Entre cruces de una narración irregular, que se estremece entre la lectura en el bar La Baleine Bleue, la escritura diarística y literaria, las letras de canciones y los viajes hacia el pasado, la ciudad pasa de ser una serie de lugares remembrados y reseñados, a convertirse en una experiencia múltiple e inestable. Desde el recuerdo de Ciudad de México, nostalgia de José Luis, el pintor y supuesta pareja sentimental de Alejandra (cfr. Ángel: 142), hasta la evocación de la tranquilidad del pueblo de Arhákova (cfr. 180) y la soleada Roma (cfr. 36), la ciudad del presente es insoportable. Aquí el contraste concuerda con lo planteado por Luz Mary Giraldo:

La ciudad puede manifestarse con determinadas formas expresivas o juegos de lenguaje o concentrarse en el tránsito de la provincia a la ciudad, entre la aldea y la metrópolis, en escenarios rurales o situaciones históricas, en el espacio mínimo de una alcoba o de un lugar cerrado, en un diálogo o en un monólogo que narra mundos de vida y de pensamiento. Mírese por donde se le mire y analice, esta deja una impronta que revela formas de vida y de pensamiento y refleja desarrollos particulares o hibridaciones que convergen en la historia y en la sociedad (2006: 80).

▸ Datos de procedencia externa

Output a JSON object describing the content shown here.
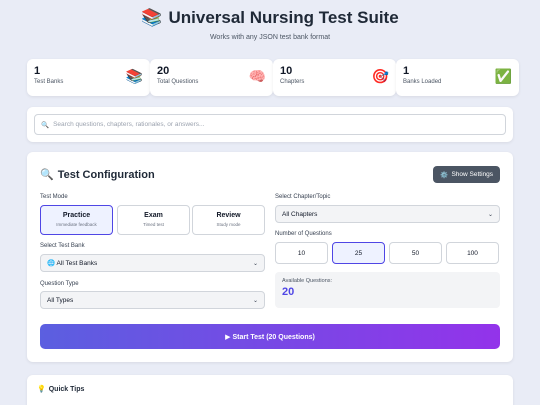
{
  "header": {
    "icon": "books-icon",
    "title": "Universal Nursing Test Suite",
    "subtitle": "Works with any JSON test bank format"
  },
  "stats": [
    {
      "value": "1",
      "label": "Test Banks",
      "icon": "books-icon"
    },
    {
      "value": "20",
      "label": "Total Questions",
      "icon": "brain-icon"
    },
    {
      "value": "10",
      "label": "Chapters",
      "icon": "target-icon"
    },
    {
      "value": "1",
      "label": "Banks Loaded",
      "icon": "check-icon"
    }
  ],
  "search": {
    "placeholder": "Search questions, chapters, rationales, or answers..."
  },
  "config": {
    "title": "Test Configuration",
    "settings_label": "Show Settings",
    "test_mode_label": "Test Mode",
    "modes": [
      {
        "title": "Practice",
        "sub": "Immediate feedback"
      },
      {
        "title": "Exam",
        "sub": "Timed test"
      },
      {
        "title": "Review",
        "sub": "Study mode"
      }
    ],
    "active_mode": "Practice",
    "bank_label": "Select Test Bank",
    "bank_value": "🌐 All Test Banks",
    "type_label": "Question Type",
    "type_value": "All Types",
    "chapter_label": "Select Chapter/Topic",
    "chapter_value": "All Chapters",
    "num_label": "Number of Questions",
    "num_options": [
      "10",
      "25",
      "50",
      "100"
    ],
    "num_selected": "25",
    "available_label": "Available Questions:",
    "available_value": "20",
    "start_label": "▶ Start Test (20 Questions)"
  },
  "tips": {
    "title": "Quick Tips"
  },
  "colors": {
    "accent": "#4f46e5",
    "gradient_end": "#9333ea",
    "settings_bg": "#4b5563"
  }
}
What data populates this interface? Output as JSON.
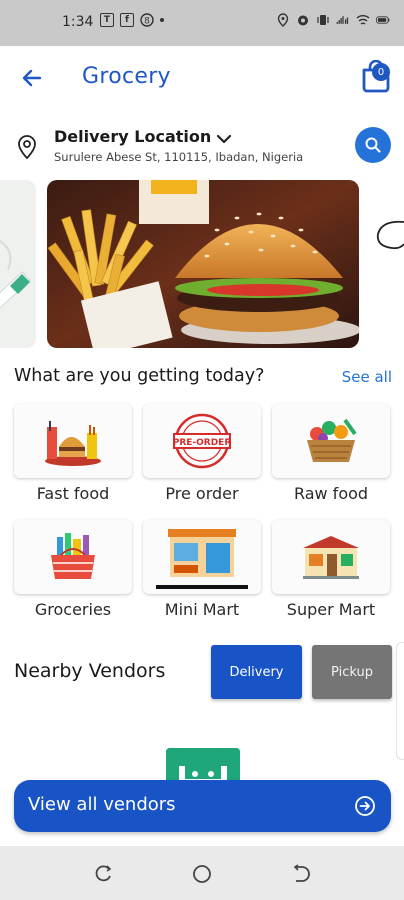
{
  "status_bar": {
    "time": "1:34",
    "left_icons": [
      "notification-t-icon",
      "facebook-icon",
      "currency-icon",
      "dot-icon"
    ],
    "right_icons": [
      "location-icon",
      "alarm-icon",
      "vibrate-icon",
      "signal-icon",
      "wifi-icon",
      "battery-icon"
    ]
  },
  "header": {
    "title": "Grocery",
    "cart_count": "0"
  },
  "location": {
    "title": "Delivery Location",
    "address": "Surulere Abese St, 110115, Ibadan, Nigeria"
  },
  "categories_section": {
    "title": "What are you getting today?",
    "see_all": "See all",
    "items": [
      {
        "label": "Fast food",
        "badge_text": ""
      },
      {
        "label": "Pre order",
        "badge_text": "PRE-ORDER"
      },
      {
        "label": "Raw food",
        "badge_text": ""
      },
      {
        "label": "Groceries",
        "badge_text": ""
      },
      {
        "label": "Mini Mart",
        "badge_text": ""
      },
      {
        "label": "Super Mart",
        "badge_text": ""
      }
    ]
  },
  "vendors": {
    "title": "Nearby Vendors",
    "delivery_label": "Delivery",
    "pickup_label": "Pickup",
    "view_all_label": "View all vendors"
  },
  "colors": {
    "primary": "#1954c6",
    "accent": "#2573d8",
    "status_bar_bg": "#c9c9c9",
    "pickup_bg": "#757575",
    "nav_bar_bg": "#eaeaea"
  }
}
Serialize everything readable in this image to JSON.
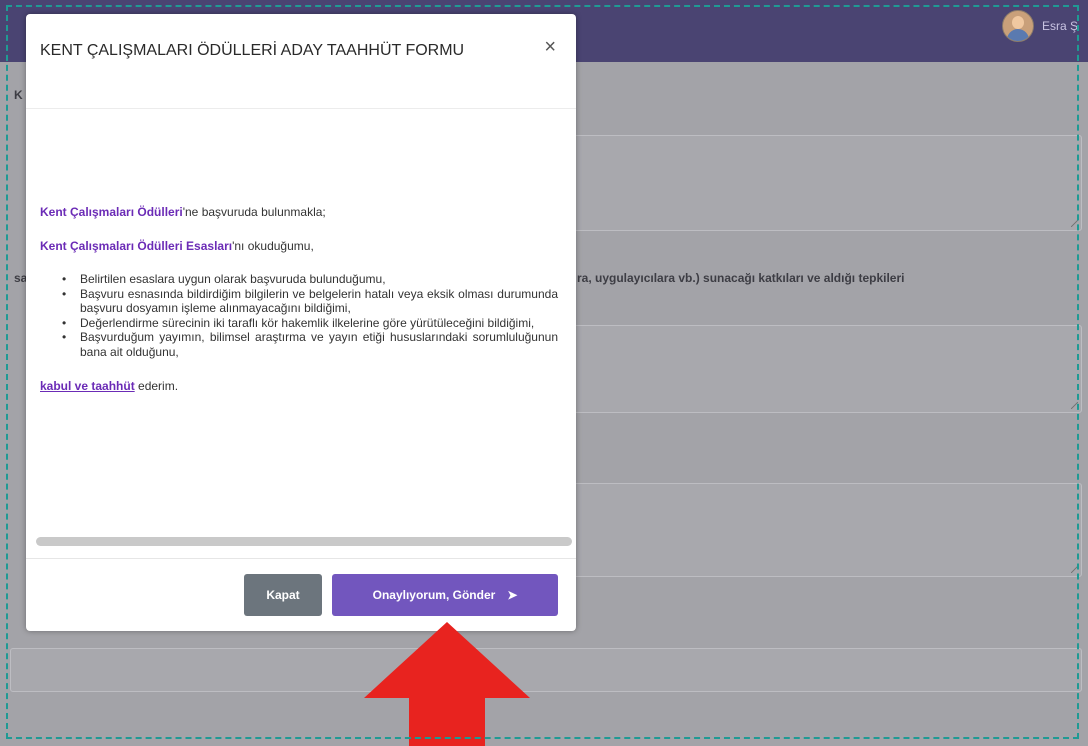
{
  "header": {
    "user_name": "Esra Ş",
    "avatar_icon": "user-avatar-icon"
  },
  "background": {
    "label_top": "K",
    "label_side": "sa",
    "question_text": "ra, uygulayıcılara vb.) sunacağı katkıları ve aldığı tepkileri"
  },
  "modal": {
    "title": "KENT ÇALIŞMALARI ÖDÜLLERİ ADAY TAAHHÜT FORMU",
    "close_symbol": "×",
    "intro1_highlight": "Kent Çalışmaları Ödülleri",
    "intro1_rest": "'ne başvuruda bulunmakla;",
    "intro2_highlight": "Kent Çalışmaları Ödülleri Esasları",
    "intro2_rest": "'nı okuduğumu,",
    "items": [
      "Belirtilen esaslara uygun olarak başvuruda bulunduğumu,",
      "Başvuru esnasında bildirdiğim bilgilerin ve belgelerin hatalı veya eksik olması durumunda başvuru dosyamın işleme alınmayacağını bildiğimi,",
      "Değerlendirme sürecinin iki taraflı kör hakemlik ilkelerine göre yürütüleceğini bildiğimi,",
      "Başvurduğum yayımın, bilimsel araştırma ve yayın etiği hususlarındaki sorumluluğunun bana ait olduğunu,"
    ],
    "closing_link": "kabul ve taahhüt",
    "closing_rest": " ederim.",
    "buttons": {
      "close_label": "Kapat",
      "submit_label": "Onaylıyorum, Gönder",
      "submit_icon": "➤"
    }
  },
  "colors": {
    "accent": "#7256be",
    "highlight_text": "#6b2bb6",
    "header_bg": "#4a4472",
    "overlay_bg": "#a3a3a8",
    "arrow": "#e8231f",
    "frame": "#1f9a94"
  }
}
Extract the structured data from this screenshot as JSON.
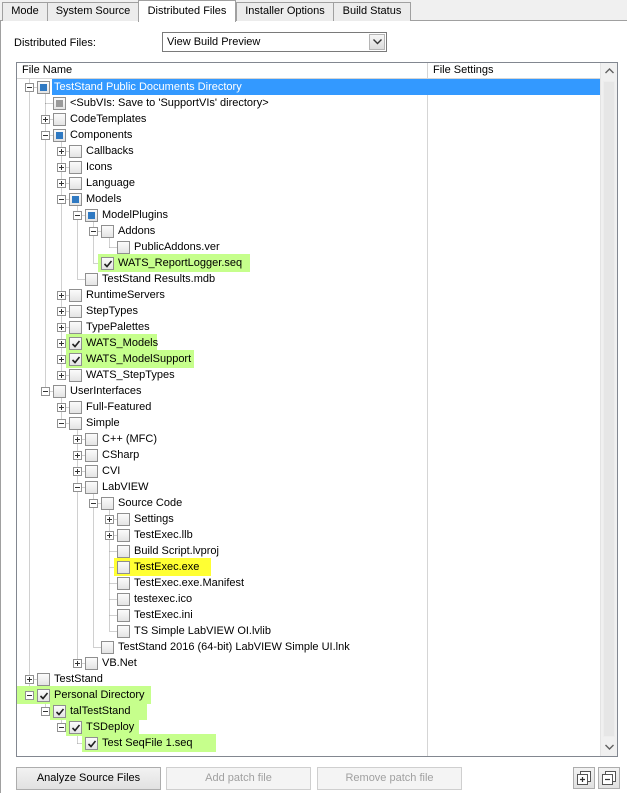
{
  "tabs": [
    {
      "label": "Mode"
    },
    {
      "label": "System Source"
    },
    {
      "label": "Distributed Files"
    },
    {
      "label": "Installer Options"
    },
    {
      "label": "Build Status"
    }
  ],
  "active_tab": "Distributed Files",
  "distributed_files": {
    "label": "Distributed Files:",
    "selected": "View Build Preview"
  },
  "tree": {
    "columns": [
      "File Name",
      "File Settings"
    ],
    "rows": [
      {
        "label": "TestStand Public Documents Directory",
        "depth": 0,
        "expander": "minus",
        "check": "partial",
        "selected": true
      },
      {
        "label": "<SubVIs: Save to 'SupportVIs' directory>",
        "depth": 1,
        "expander": "none",
        "check": "gray"
      },
      {
        "label": "CodeTemplates",
        "depth": 1,
        "expander": "plus",
        "check": "unchecked"
      },
      {
        "label": "Components",
        "depth": 1,
        "expander": "minus",
        "check": "partial"
      },
      {
        "label": "Callbacks",
        "depth": 2,
        "expander": "plus",
        "check": "unchecked"
      },
      {
        "label": "Icons",
        "depth": 2,
        "expander": "plus",
        "check": "unchecked"
      },
      {
        "label": "Language",
        "depth": 2,
        "expander": "plus",
        "check": "unchecked"
      },
      {
        "label": "Models",
        "depth": 2,
        "expander": "minus",
        "check": "partial"
      },
      {
        "label": "ModelPlugins",
        "depth": 3,
        "expander": "minus",
        "check": "partial"
      },
      {
        "label": "Addons",
        "depth": 4,
        "expander": "minus",
        "check": "unchecked"
      },
      {
        "label": "PublicAddons.ver",
        "depth": 5,
        "expander": "none",
        "check": "unchecked"
      },
      {
        "label": "WATS_ReportLogger.seq",
        "depth": 4,
        "expander": "none",
        "check": "checked",
        "highlight": "green"
      },
      {
        "label": "TestStand Results.mdb",
        "depth": 3,
        "expander": "none",
        "check": "unchecked"
      },
      {
        "label": "RuntimeServers",
        "depth": 2,
        "expander": "plus",
        "check": "unchecked"
      },
      {
        "label": "StepTypes",
        "depth": 2,
        "expander": "plus",
        "check": "unchecked"
      },
      {
        "label": "TypePalettes",
        "depth": 2,
        "expander": "plus",
        "check": "unchecked"
      },
      {
        "label": "WATS_Models",
        "depth": 2,
        "expander": "plus",
        "check": "checked",
        "highlight": "green"
      },
      {
        "label": "WATS_ModelSupport",
        "depth": 2,
        "expander": "plus",
        "check": "checked",
        "highlight": "green"
      },
      {
        "label": "WATS_StepTypes",
        "depth": 2,
        "expander": "plus",
        "check": "unchecked"
      },
      {
        "label": "UserInterfaces",
        "depth": 1,
        "expander": "minus",
        "check": "unchecked"
      },
      {
        "label": "Full-Featured",
        "depth": 2,
        "expander": "plus",
        "check": "unchecked"
      },
      {
        "label": "Simple",
        "depth": 2,
        "expander": "minus",
        "check": "unchecked"
      },
      {
        "label": "C++ (MFC)",
        "depth": 3,
        "expander": "plus",
        "check": "unchecked"
      },
      {
        "label": "CSharp",
        "depth": 3,
        "expander": "plus",
        "check": "unchecked"
      },
      {
        "label": "CVI",
        "depth": 3,
        "expander": "plus",
        "check": "unchecked"
      },
      {
        "label": "LabVIEW",
        "depth": 3,
        "expander": "minus",
        "check": "unchecked"
      },
      {
        "label": "Source Code",
        "depth": 4,
        "expander": "minus",
        "check": "unchecked"
      },
      {
        "label": "Settings",
        "depth": 5,
        "expander": "plus",
        "check": "unchecked"
      },
      {
        "label": "TestExec.llb",
        "depth": 5,
        "expander": "plus",
        "check": "unchecked"
      },
      {
        "label": "Build Script.lvproj",
        "depth": 5,
        "expander": "none",
        "check": "unchecked"
      },
      {
        "label": "TestExec.exe",
        "depth": 5,
        "expander": "none",
        "check": "unchecked",
        "highlight": "yellow"
      },
      {
        "label": "TestExec.exe.Manifest",
        "depth": 5,
        "expander": "none",
        "check": "unchecked"
      },
      {
        "label": "testexec.ico",
        "depth": 5,
        "expander": "none",
        "check": "unchecked"
      },
      {
        "label": "TestExec.ini",
        "depth": 5,
        "expander": "none",
        "check": "unchecked"
      },
      {
        "label": "TS Simple LabVIEW OI.lvlib",
        "depth": 5,
        "expander": "none",
        "check": "unchecked"
      },
      {
        "label": "TestStand 2016 (64-bit) LabVIEW Simple UI.lnk",
        "depth": 4,
        "expander": "none",
        "check": "unchecked"
      },
      {
        "label": "VB.Net",
        "depth": 3,
        "expander": "plus",
        "check": "unchecked"
      },
      {
        "label": "TestStand",
        "depth": 0,
        "expander": "plus",
        "check": "unchecked"
      },
      {
        "label": "Personal Directory",
        "depth": 0,
        "expander": "minus",
        "check": "checked",
        "highlight": "green"
      },
      {
        "label": "talTestStand",
        "depth": 1,
        "expander": "minus",
        "check": "checked",
        "highlight": "green"
      },
      {
        "label": "TSDeploy",
        "depth": 2,
        "expander": "minus",
        "check": "checked",
        "highlight": "green"
      },
      {
        "label": "Test SeqFile 1.seq",
        "depth": 3,
        "expander": "none",
        "check": "checked",
        "highlight": "green"
      }
    ]
  },
  "buttons": {
    "analyze": "Analyze Source Files",
    "add_patch": "Add patch file",
    "remove_patch": "Remove patch file"
  },
  "icons": [
    "expand-all-icon",
    "collapse-all-icon",
    "chevron-down-icon",
    "scroll-up-icon",
    "scroll-down-icon"
  ],
  "colors": {
    "selection": "#3399ff",
    "green_highlight": "#c6ff8c",
    "yellow_highlight": "#ffff33",
    "partial_check": "#2f79c2"
  }
}
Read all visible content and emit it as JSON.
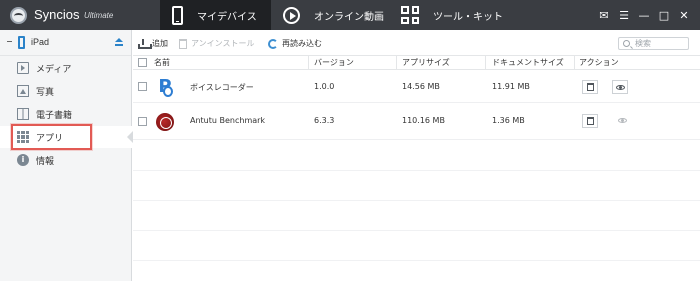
{
  "titlebar": {
    "app_name": "Syncios",
    "edition": "Ultimate",
    "nav": [
      {
        "label": "マイデバイス",
        "active": true,
        "icon": "phone-icon"
      },
      {
        "label": "オンライン動画",
        "active": false,
        "icon": "play-icon"
      },
      {
        "label": "ツール・キット",
        "active": false,
        "icon": "grid-icon"
      }
    ],
    "window_controls": [
      {
        "label": "✉",
        "icon": "message-icon"
      },
      {
        "label": "☰",
        "icon": "menu-icon"
      },
      {
        "label": "—",
        "icon": "minimize-icon"
      },
      {
        "label": "□",
        "icon": "maximize-icon"
      },
      {
        "label": "✕",
        "icon": "close-icon"
      }
    ]
  },
  "sidebar": {
    "device": "iPad",
    "items": [
      {
        "label": "メディア",
        "icon": "media-icon"
      },
      {
        "label": "写真",
        "icon": "photo-icon"
      },
      {
        "label": "電子書籍",
        "icon": "book-icon"
      },
      {
        "label": "アプリ",
        "icon": "apps-icon",
        "active": true
      },
      {
        "label": "情報",
        "icon": "info-icon"
      }
    ]
  },
  "toolbar": {
    "add_label": "追加",
    "uninstall_label": "アンインストール",
    "reload_label": "再読み込む",
    "search_placeholder": "検索"
  },
  "table": {
    "headers": [
      "名前",
      "バージョン",
      "アプリサイズ",
      "ドキュメントサイズ",
      "アクション"
    ],
    "rows": [
      {
        "name": "ボイスレコーダー",
        "version": "1.0.0",
        "app_size": "14.56 MB",
        "doc_size": "11.91 MB",
        "icon": "voice-recorder-icon"
      },
      {
        "name": "Antutu Benchmark",
        "version": "6.3.3",
        "app_size": "110.16 MB",
        "doc_size": "1.36 MB",
        "icon": "antutu-icon"
      }
    ]
  },
  "colors": {
    "titlebar": "#3a3d42",
    "active_tab": "#1f2124",
    "accent_blue": "#2b83c9",
    "highlight_red": "#e25a54",
    "sidebar_bg": "#f4f5f6"
  }
}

Los girasoles en el invierno reúne varios de los aspectos de la experiencia urbana y de la manifestación de las ciudades en la literatura, como los propone Luz Mary Giraldo. Consecuentemente, la novela confronta varios estratos íntimos de la realidad citadina a través de una variedad de técnicas narrativas, algunas, por cierto, experimentales para su tiempo. Dichas técnicas van desde el uso profuso del monólogo interior, hasta la elaboración de imágenes contradictorias y grotescas en algunos casos. Tales estratos de la realidad citadina se pueden encontrar, por ejemplo, en el recuerdo de la Roma nocturna y solitaria, frente a la Roma de turistas que se despliegan como “verdolaga en las iglesias” (Ángel: 117). O quizás en el recuerdo apacible del pueblo griego de Arhákova (cfr. 179-182), en contraste con el de París entre la bruma.

Esa capacidad de abordar la ciudad desde distintas caras demuestra una latente virtud en la temprana escritura de Ángel. Evidencia la experiencia de la ciudad en términos más humanos que regionales o políticos. Además, confirma también que la novela Los girasoles en el invierno no estuvo atada a un compromiso moral o político de exposición de problemáticas del hombre de su tiempo, como bien lo plantea Betty Osorio (cfr. 376). En cambio, se desprende de estos imperativos sociales, políticos y culturales para fraguar una visión abarcadora —ética— del sujeto que se expone a la urbe.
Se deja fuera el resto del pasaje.